Technicien grandes cultures à la chambre d’agriculture de Saône-et-Loire, Antoine Villard insistait sur « l’opportunité » que constitue le soja « pour diversifier les assolements ». Mais « son succès ou son non succès est souvent lié aux primes », rappelait-il lucide, montrant que d’un plus haut fin 1990 à 134.000 ha, les surfaces ont diminué ensuite. Un « redémarrage » est constaté actuellement avec 75.000 ha l’an dernier. En Bourgogne, le soja représente 20 % de ses surfaces, principalement en Côte-d’Or (51 %) puis en Saône-et-Loire (43 %). Ces rendements évoluent mais « sa rusticité permet des pertes plus faibles qu’en maïs ».Les excès d’eau en 2013 ont également rappelé son intérêt pour être semé « plus tard ». Mais sa grande force réside dans les charges économiques pour le cultiver : 300 €/ha contre 500 €/ha en maïs. Résultat, les marges brutes par hectare sont supérieures à celle du maïs ces deux dernières années.

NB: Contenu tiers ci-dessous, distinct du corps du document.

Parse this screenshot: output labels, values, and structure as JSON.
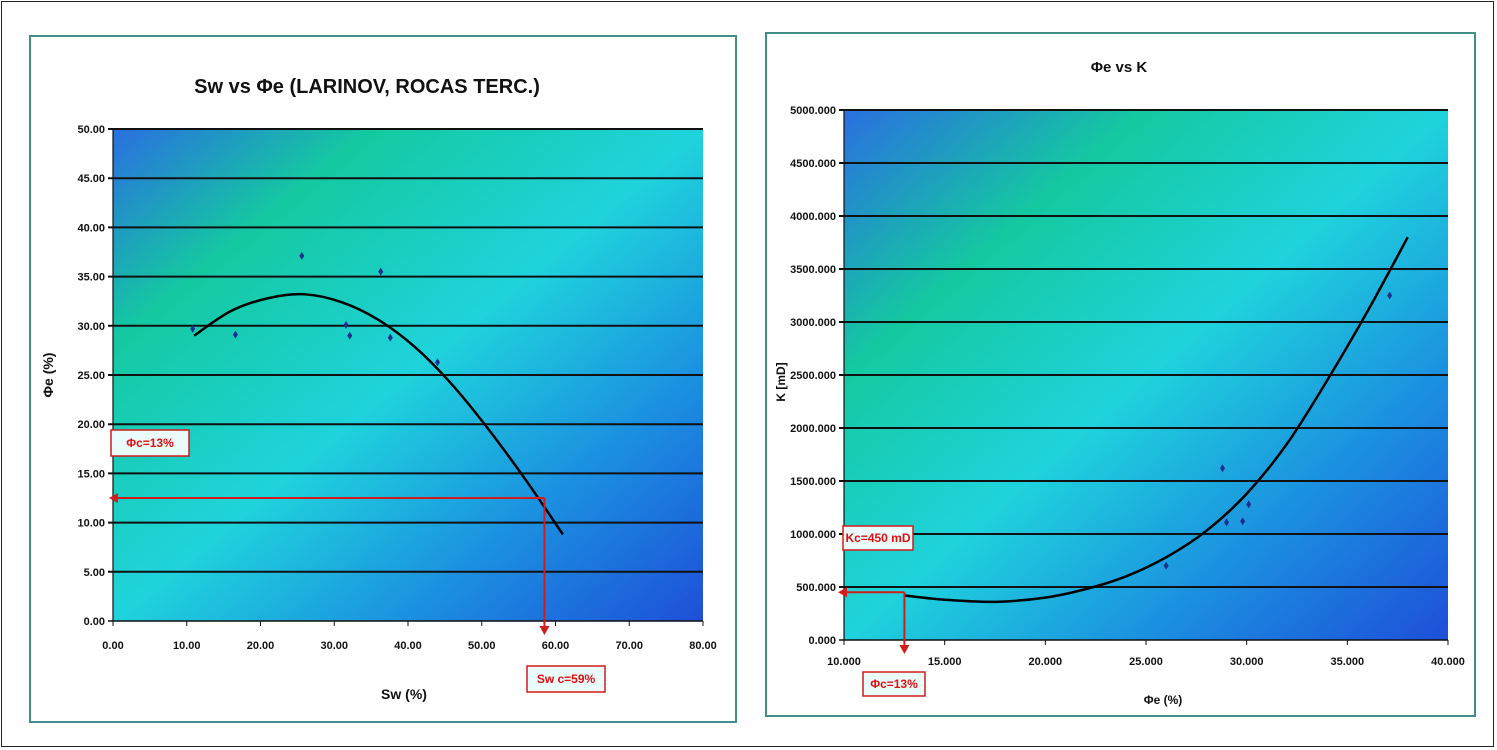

Un calcul qu’a bien intégré, Damien Jeunon, du Gaec du Meix Roussot à Verjus. Sur ses 160 ha (80 ha en alluvion-argileuses, 80 ha argilo-limoneuses), « partiellement » inondables, il a été « poussé à faire du soja », sur 25 % de ses surfaces, lui qui avoue « ne pas avoir de rotation type », hormis des orges d’hiver derrières ses blés. C’est en voyant avec quelle facilité son voisin implantait ses blés après un soja, récolté facilement sans ornière ni résidus, qu'il a été convaincu. Et l’intérêt agronomique indéniable en terme d’intrant économisé également. Il sème une variété 00 (ES Mentor) après un décompactage en septembre. Son semoir combiné avec vibro permet de couvrir la graine et avoir une meilleure maîtrise des adventices, même si le « séchage est plus long » à la fin.

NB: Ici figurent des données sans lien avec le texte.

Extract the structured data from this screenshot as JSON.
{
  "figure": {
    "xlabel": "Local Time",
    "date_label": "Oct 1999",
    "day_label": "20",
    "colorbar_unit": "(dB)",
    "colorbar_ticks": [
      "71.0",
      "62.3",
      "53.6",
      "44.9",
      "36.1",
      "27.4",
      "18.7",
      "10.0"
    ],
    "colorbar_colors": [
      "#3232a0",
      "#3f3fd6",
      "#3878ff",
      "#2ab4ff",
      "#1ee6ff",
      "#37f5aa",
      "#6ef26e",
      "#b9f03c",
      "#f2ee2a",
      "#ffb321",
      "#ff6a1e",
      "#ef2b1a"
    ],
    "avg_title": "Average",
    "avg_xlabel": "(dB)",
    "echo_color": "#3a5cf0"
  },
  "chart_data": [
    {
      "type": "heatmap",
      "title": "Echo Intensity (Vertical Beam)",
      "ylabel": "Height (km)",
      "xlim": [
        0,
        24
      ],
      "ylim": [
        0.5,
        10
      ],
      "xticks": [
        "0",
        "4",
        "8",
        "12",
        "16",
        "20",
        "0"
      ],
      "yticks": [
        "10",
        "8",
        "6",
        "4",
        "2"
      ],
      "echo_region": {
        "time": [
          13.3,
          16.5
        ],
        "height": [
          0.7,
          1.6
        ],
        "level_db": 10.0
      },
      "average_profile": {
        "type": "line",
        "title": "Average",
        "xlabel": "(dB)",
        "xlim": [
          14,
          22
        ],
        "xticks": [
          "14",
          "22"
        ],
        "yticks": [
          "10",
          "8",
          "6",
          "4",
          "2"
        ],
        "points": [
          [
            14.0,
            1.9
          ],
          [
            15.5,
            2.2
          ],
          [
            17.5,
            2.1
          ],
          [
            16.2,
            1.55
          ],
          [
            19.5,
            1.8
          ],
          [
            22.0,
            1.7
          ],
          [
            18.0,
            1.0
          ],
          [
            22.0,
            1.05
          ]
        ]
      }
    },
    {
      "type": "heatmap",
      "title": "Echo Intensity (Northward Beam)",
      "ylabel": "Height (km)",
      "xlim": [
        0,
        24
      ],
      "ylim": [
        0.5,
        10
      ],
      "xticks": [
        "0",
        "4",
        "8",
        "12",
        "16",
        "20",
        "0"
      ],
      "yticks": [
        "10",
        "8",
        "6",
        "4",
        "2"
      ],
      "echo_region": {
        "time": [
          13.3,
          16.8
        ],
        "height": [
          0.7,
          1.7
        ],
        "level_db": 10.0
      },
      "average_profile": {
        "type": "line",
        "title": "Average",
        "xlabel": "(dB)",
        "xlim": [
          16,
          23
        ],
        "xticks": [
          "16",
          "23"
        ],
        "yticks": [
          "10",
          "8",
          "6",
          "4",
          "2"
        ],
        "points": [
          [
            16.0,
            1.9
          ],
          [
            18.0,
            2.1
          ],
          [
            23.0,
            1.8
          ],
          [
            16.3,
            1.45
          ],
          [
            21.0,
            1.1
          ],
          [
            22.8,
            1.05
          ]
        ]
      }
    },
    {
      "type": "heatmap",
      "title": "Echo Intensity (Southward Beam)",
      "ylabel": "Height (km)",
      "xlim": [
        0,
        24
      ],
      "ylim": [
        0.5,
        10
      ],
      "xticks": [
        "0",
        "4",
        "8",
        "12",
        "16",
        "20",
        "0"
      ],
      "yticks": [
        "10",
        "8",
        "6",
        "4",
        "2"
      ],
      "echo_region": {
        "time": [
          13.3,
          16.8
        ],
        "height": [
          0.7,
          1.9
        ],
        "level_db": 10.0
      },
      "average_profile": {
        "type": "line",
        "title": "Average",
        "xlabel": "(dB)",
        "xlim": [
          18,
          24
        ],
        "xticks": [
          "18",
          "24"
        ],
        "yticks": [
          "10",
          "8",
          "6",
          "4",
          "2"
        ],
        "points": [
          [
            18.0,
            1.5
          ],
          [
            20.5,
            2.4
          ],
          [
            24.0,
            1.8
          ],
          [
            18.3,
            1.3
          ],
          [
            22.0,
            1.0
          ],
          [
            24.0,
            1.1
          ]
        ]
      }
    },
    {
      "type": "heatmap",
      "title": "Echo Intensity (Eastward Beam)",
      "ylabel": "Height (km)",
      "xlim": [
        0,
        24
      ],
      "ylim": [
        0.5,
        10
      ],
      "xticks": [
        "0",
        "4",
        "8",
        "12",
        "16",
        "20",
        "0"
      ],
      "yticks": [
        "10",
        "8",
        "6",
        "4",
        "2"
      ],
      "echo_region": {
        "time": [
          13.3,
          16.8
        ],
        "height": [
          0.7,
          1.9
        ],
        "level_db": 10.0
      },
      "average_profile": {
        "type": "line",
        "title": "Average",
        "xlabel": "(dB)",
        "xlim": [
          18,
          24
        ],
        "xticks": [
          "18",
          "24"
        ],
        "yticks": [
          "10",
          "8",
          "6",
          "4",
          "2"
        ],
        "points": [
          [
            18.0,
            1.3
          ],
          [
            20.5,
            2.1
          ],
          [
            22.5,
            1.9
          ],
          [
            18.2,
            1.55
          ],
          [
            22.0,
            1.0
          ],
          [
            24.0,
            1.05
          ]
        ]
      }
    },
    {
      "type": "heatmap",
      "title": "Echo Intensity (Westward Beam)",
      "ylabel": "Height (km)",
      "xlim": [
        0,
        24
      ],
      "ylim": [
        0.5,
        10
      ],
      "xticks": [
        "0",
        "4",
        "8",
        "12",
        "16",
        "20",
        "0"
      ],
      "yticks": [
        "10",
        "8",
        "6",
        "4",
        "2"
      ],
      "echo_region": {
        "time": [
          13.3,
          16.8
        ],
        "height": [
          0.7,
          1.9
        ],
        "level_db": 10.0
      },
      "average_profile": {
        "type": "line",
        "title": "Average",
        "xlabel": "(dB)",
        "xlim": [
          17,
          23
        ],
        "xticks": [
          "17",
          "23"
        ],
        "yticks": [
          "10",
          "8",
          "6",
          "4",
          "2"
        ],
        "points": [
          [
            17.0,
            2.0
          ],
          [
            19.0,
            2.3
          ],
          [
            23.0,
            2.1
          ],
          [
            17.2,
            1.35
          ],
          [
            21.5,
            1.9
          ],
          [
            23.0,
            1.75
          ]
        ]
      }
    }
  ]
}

Antoine Villard parlait également de la possibilité des cultures dérobées. Une « opportunité » là aussi derrière une orge d’hiver récoltée tôt, dixit Damien. Un atout également en terme d’azote, de couverture du sol et pour diminuer les traitements, « voire arriver à ne pas en faire », souligne le technicien. En revanche, les rendements avec une variété 000 sont là, plus « aléatoires » aux alentours de 20 qtx/ha, récoltés au mois d’octobre. Sa culture est tout de même conseillée avec système d’irrigation car si le sol est ressuyé rapidement, il peut être aussi très sec. Une culture permise également avec des itinéraires simplifiés. Gare toutefois au « problème de la concurrence d’adventices plus rapide », observe Damien, lui qui ne bine pas ses sojas (écartement de 50 cm), contrairement à ses tournesols et maïs. Pour lui, le soja « reste lié à l’opportunité de l’implanter » en fonction de l’année.

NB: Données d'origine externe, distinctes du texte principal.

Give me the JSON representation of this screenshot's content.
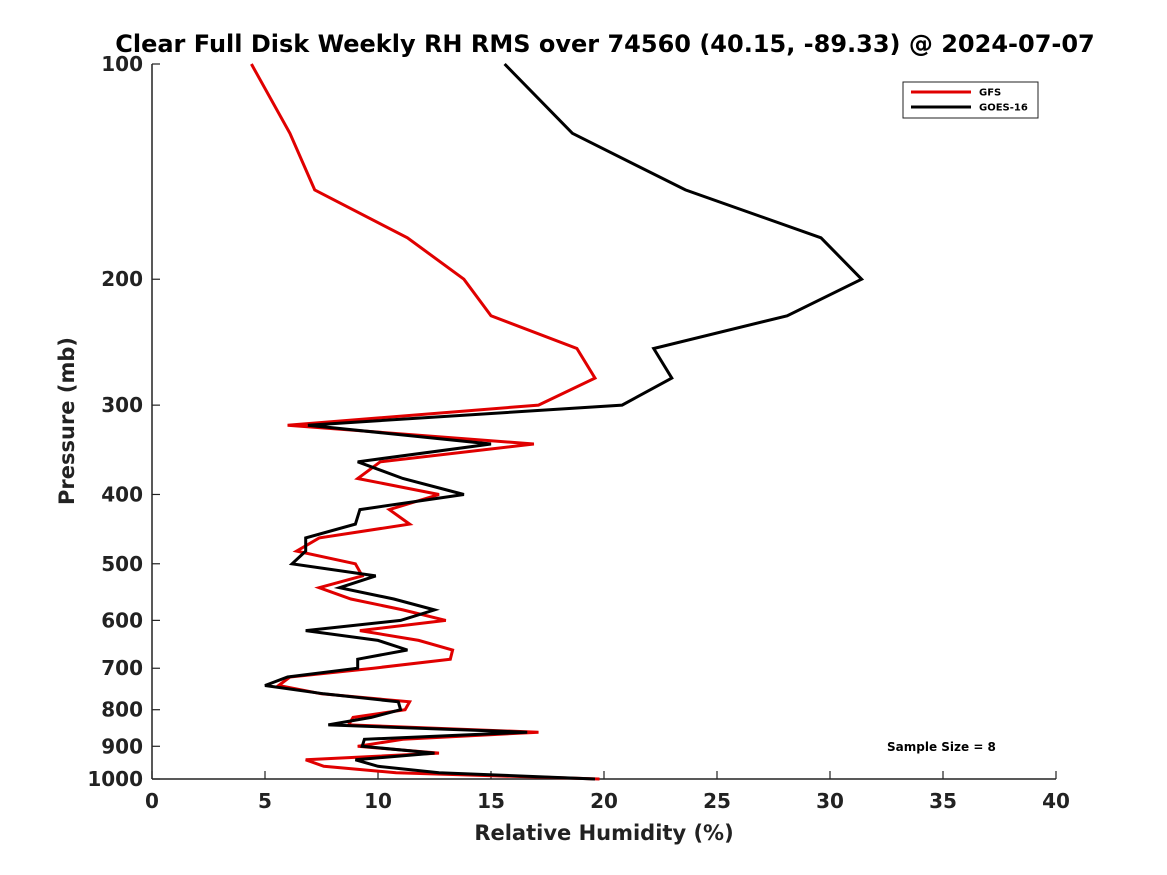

Extrusel se positionne sur le tourteau de soja non-OGM



Sur le site de Bourgogne du Sud à Chalon Nord, les silos d'une capacité totale de 92.000 t font face à un autre outil, l'usine de trituration de la Sica Extrusel. Construit en 1988, l'idée était de produire de l'huile de colza pour la flotte des camions de la coopérative alors que les experts s'accordaient sur un prix du pétrole à 200 € le baril. Depuis 2013, la trituration de graines de colza (60.000 t) et de tournesol (15.000 t) permet la fabrication d'huile et de tourteaux plaquettes. Aujourd'hui, une réflexion est lancé autour de la filière soja non-OGM. La France n'en produit que 200.000 t pour un besoin annuel de 500.000 t. Extrusel compte donc ouvrir une troisième ligne pour porter sa capacité de transformation à 120.000 t/an et transformer dès l'an prochain entre 30.000 et 40.000 t de soja, selon le développement des surfaces. Les graines récoltées à 36-40 de taux de protéines peuvent donner des tourteaux à 51-52. " Cette fois, j'y crois car il y a un vrai schéma national, avec un seul produit (avec Sofiprotéol) " côté débouché, note le directeur. L'an dernier, sur le secteur de la coopérative, 7.000 ha de soja avaient été récoltés. Au delà de l'alimentation animale, l'huile est également bien valorisé (Lesieur).